Hi
So in Unity 4 there is a new Mesh method called “MarkDynamic()” that is supposed to create “better performance when continually updating mesh”. But what does it actually do?
Carl Emil
Hi
So in Unity 4 there is a new Mesh method called “MarkDynamic()” that is supposed to create “better performance when continually updating mesh”. But what does it actually do?
Carl Emil
I’m not sure, but I’ll bet it flags it so the mesh doesn’t get cached or something. There’s no reason to cache a mesh that is constantly being altered… and caching is work, so not caching will up performance in the case of a mesh that updates frequently.
Thanks lordofduct. I tested it a bit with a mesh compound system I’m building and found no significant performance boost. I’d like to know in more detail what it does.
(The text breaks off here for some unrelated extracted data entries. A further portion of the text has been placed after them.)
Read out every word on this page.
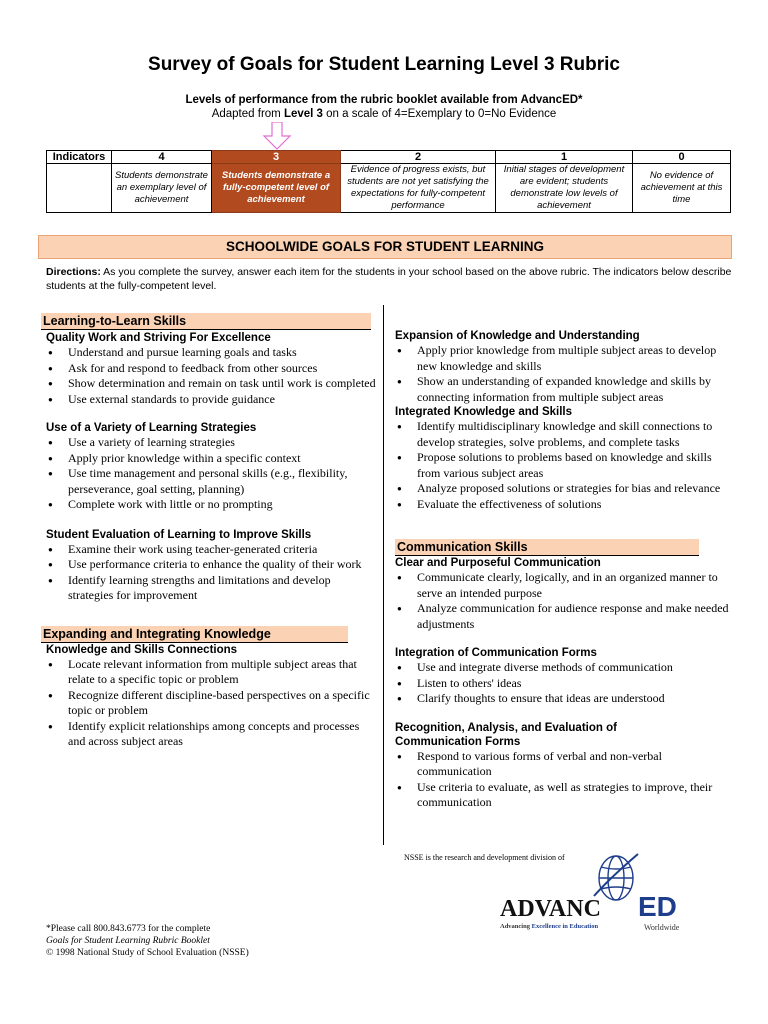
Survey of Goals for Student Learning Level 3 Rubric
Levels of performance from the rubric booklet available from AdvancED*
Adapted from Level 3 on a scale of 4=Exemplary to 0=No Evidence
Indicators	4	3	2	1	0
	Students demonstrate an exemplary level of achievement	Students demonstrate a fully-competent level of achievement	Evidence of progress exists, but students are not yet satisfying the expectations for fully-competent performance	Initial stages of development are evident; students demonstrate low levels of achievement	No evidence of achievement at this time
SCHOOLWIDE GOALS FOR STUDENT LEARNING
Directions: As you complete the survey, answer each item for the students in your school based on the above rubric. The indicators below describe students at the fully-competent level.
Learning-to-Learn Skills
Quality Work and Striving For Excellence
● Understand and pursue learning goals and tasks
● Ask for and respond to feedback from other sources
● Show determination and remain on task until work is completed
● Use external standards to provide guidance
Use of a Variety of Learning Strategies
● Use a variety of learning strategies
● Apply prior knowledge within a specific context
● Use time management and personal skills (e.g., flexibility, perseverance, goal setting, planning)
● Complete work with little or no prompting
Student Evaluation of Learning to Improve Skills
● Examine their work using teacher-generated criteria
● Use performance criteria to enhance the quality of their work
● Identify learning strengths and limitations and develop strategies for improvement
Expanding and Integrating Knowledge
Knowledge and Skills Connections
● Locate relevant information from multiple subject areas that relate to a specific topic or problem
● Recognize different discipline-based perspectives on a specific topic or problem
● Identify explicit relationships among concepts and processes and across subject areas
Expansion of Knowledge and Understanding
● Apply prior knowledge from multiple subject areas to develop new knowledge and skills
● Show an understanding of expanded knowledge and skills by connecting information from multiple subject areas
Integrated Knowledge and Skills
● Identify multidisciplinary knowledge and skill connections to develop strategies, solve problems, and complete tasks
● Propose solutions to problems based on knowledge and skills from various subject areas
● Analyze proposed solutions or strategies for bias and relevance
● Evaluate the effectiveness of solutions
Communication Skills
Clear and Purposeful Communication
● Communicate clearly, logically, and in an organized manner to serve an intended purpose
● Analyze communication for audience response and make needed adjustments
Integration of Communication Forms
● Use and integrate diverse methods of communication
● Listen to others' ideas
● Clarify thoughts to ensure that ideas are understood
Recognition, Analysis, and Evaluation of Communication Forms
● Respond to various forms of verbal and non-verbal communication
● Use criteria to evaluate, as well as strategies to improve, their communication
NSSE is the research and development division of
ADVANC ED
Advancing Excellence in Education	Worldwide
*Please call 800.843.6773 for the complete
Goals for Student Learning Rubric Booklet
© 1998 National Study of School Evaluation (NSSE)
Perhaps a Unity developer could explain?
This is a part from the DirectX documentation which explains it very well, but must not be the most fitting in the case of how Unity does things:
In case of Unity I think I recall a thread where it was mentioned that it also impacts how the mesh is stored to be more optimized and naturally it will not constantly resend the mesh as it does not change, making best use of VBOs etc.
though U4 in general has a much more opted mesh storage (distinct buffers and only reuploading the vertex buffer not the index buffer, uv buffer etc which already can have a major impact) than 3 so the direct impact will likely require a more sophisticated benchmarking when comparing it to U3
Hi,
I would like to know when this function has to be executed : only once after the mesh creation, or before every update of its content ?
The documentation for this totally sucks.
I call this function before setting my vertices since I have been led to understand that it simply sets an internal flag.